Book Description
Born to an Iraqi-Christian father and a British mother, and raised in Britain and Canada, Leilah Nadir has never set foot on Iraqi soil. Distanced from her Iraqi roots through immigration and now cut off by war, the closest link she has to the nation is through her father, who left Baghdad in the 1960s when he was sixteen to pursue his studies in England. He never looked back, until now, through his daughter's journey to uncover her lost family roots.
Her father’s most vivid memory is of the garden at the family house: the rosebushes that lined the walls, the date palm that intermingled with the palm fronds, and the orange tree that hung over the roses. His Iraq is of mythical origins; his beginnings are in a garden. But through her cousins still living in Baghdad she experiences the thunderous explosions that continuously rain down upon the country today, and describes losing their great-aunt in the terrifying aftermath of the invasion. Leilah's friend, photographer Farah Nosh, brings home news of Leilah's family after her visits to Iraq, as well as stunning photos of civilians and their often tragic stories. And just as Leilah gives up hope of ever meeting her family, a surprise reunion takes place.
The Orange Trees of Baghdad is at once harrowing, touching and painfully human. An unforgettable debut.
Praise For The Orange Trees of Baghdad
“Leilah Nadir’s The Orange Trees of Baghdad reminds us that Iraq is not just a war; it is a country. Lovingly woven together from inherited memory and family lore, her Iraq is infinitely more vivid, more textured, and more heartbreaking than what we see nightly on the news. In the debates about winning and losing the war, this is a book about what loss really means—the theft of history and of homeland.”
NAOMI KLEIN, author of No Logo and The Shock Doctrine
“A very finely written, deftly crafted work about Iraq that translates this epic disaster into human terms and makes us understand the endless suffering of its people. Touching, insightful and poignant.”
ERIC MARGOLIS, author of War at the Top of the World: The Struggle for Afghanistan, Kashmir and Tibet
“A detailed exploration of life in Baghdad filtered through the voices and memories of the Iraqi diaspora.”

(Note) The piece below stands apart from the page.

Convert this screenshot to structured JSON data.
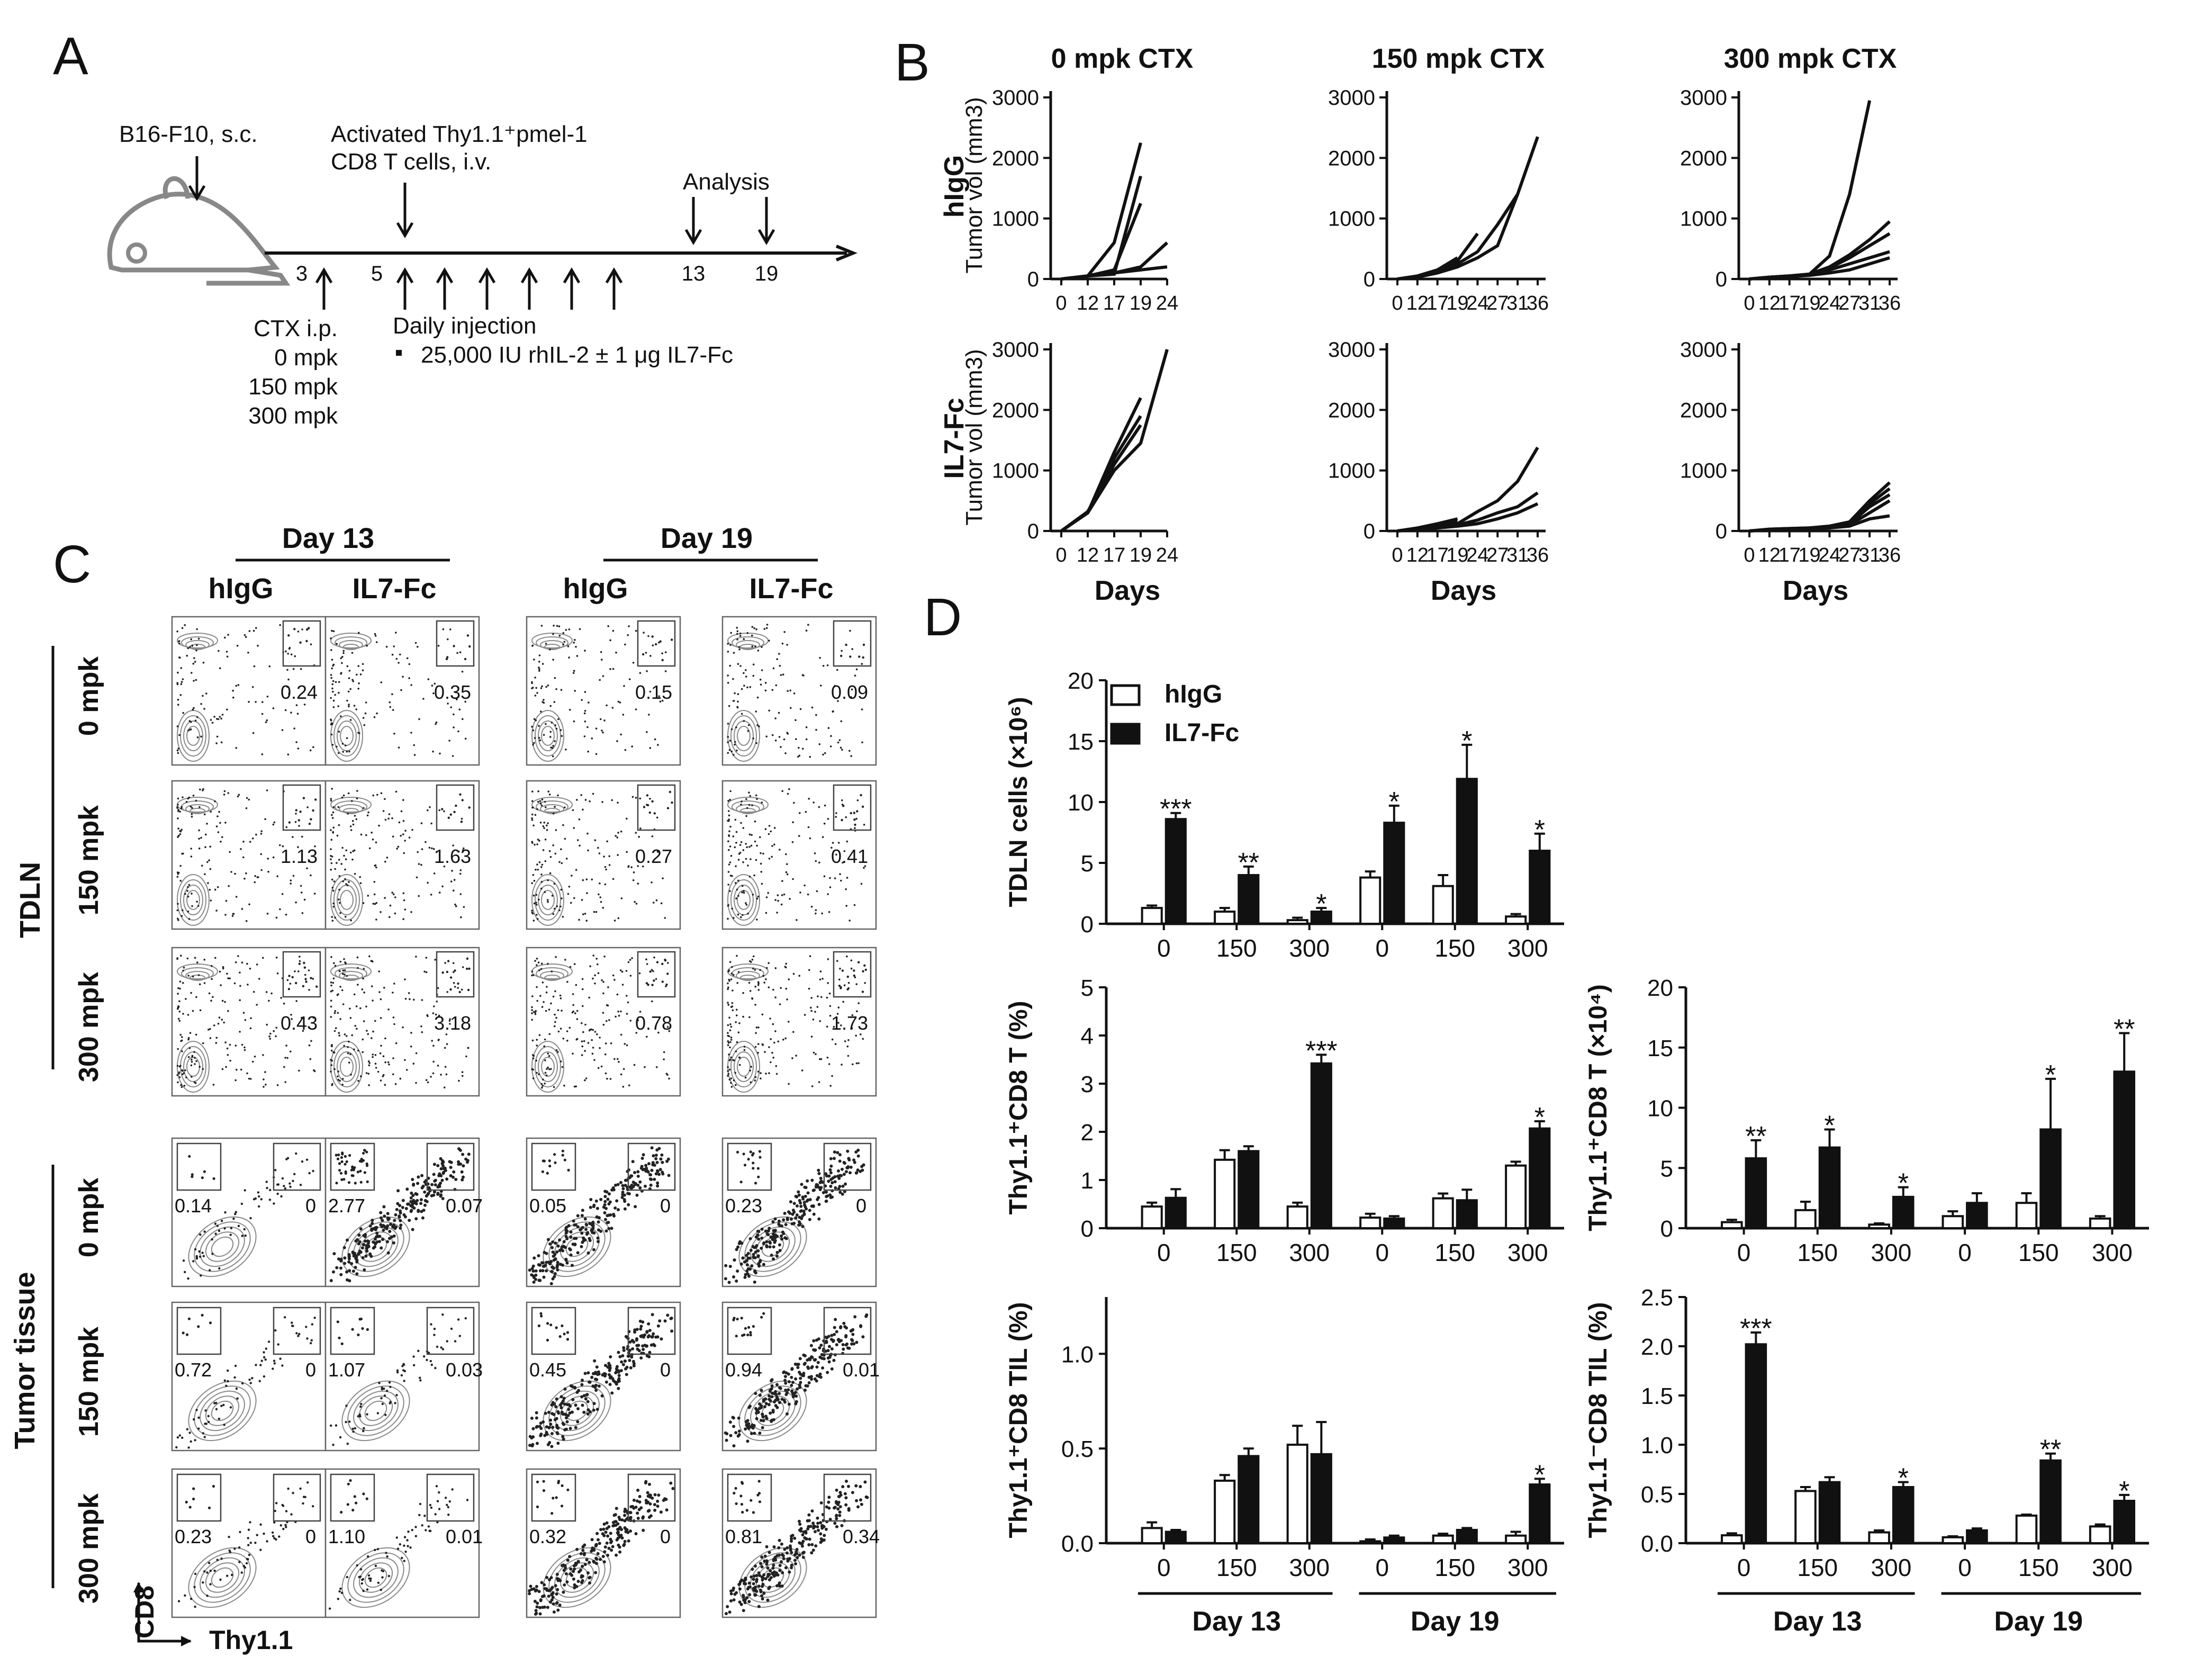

DEVYANI SALTZMAN, author of Shooting Water
“Leilah Nadir’s insightful, searching story about her Iraqi roots, family, exile, and survival, told in absorbing and moving language, reveals the great civilization now under assault and the human beings under perpetual blast, condemnation, and bombardment.”
GEORGE ELLIOTT CLARKE
“The Orange Trees of Baghdad is a stunning book, the best I’ve read in the past year. Leilah Nadir takes us on her quest to meet the members of her family whose lives have been uprooted by war. In the process, we are drawn into the heart of the world’s most ancient civilization. In the haunting, dreamlike pages of this book, we discover that as Baghdad is destroyed, the roots of our own deepest part are being torn asunder. Hypnotically readable.”